The company questioned 60 ABS and non-ABS firms of varied sizes about how they maintained competitiveness since the introduction of the LSA, concluding that 25 per cent had to changed strategy compared to just nine per cent three years ago.
Firms however are less optimistic about the LSA with just 14 per cent saying the legislation has had a positive impact compared to 21 per cent three years ago.
Baker Tilly professional practice group chair George Bull said: “In many cases law firms that previously held the view that reforms would have little impact on their business are coming around to the view that they will have to adjust their business model. The realisation that change will be necessary appears to be steadily growing.”

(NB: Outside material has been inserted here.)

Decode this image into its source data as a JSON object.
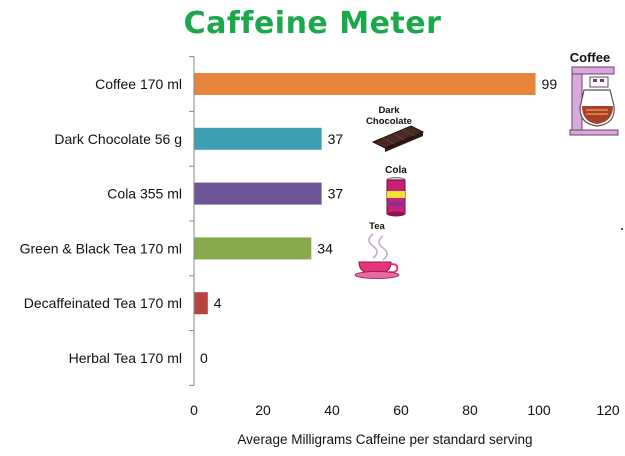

The report suggests that the introduction of the LSA has helped sharpen the thinking among firms looking for new ways to maintain competitiveness. Of those interviewed, 39 per cent said they had already shifted their strategy in response to the changes.
Bull continued: “Regulatory change has been most pronounced in connection with personal injury work so it is not surprising that we see the greatest amount of market movement here. However, this part of the market has not reached a new, mature stage yet. Long-term success for providers of retail legal services will depend on building a lifelong relationship with clients.
“Elsewhere in the legal sector, early-stage experimentation has produced new types of legal business models which are not always attractive to funders. Here, innovation has not yet been reflected in market change. This is particularly evident among legal businesses providing services to business clients: we have not yet seen a real game-changer enter the market.”
The Legal Services Board (LSB) last year admitted that the LSA had not resulted in the expected sweeping changes to the profession, stating in a five-year progress report that it was “early days” to judge its impact.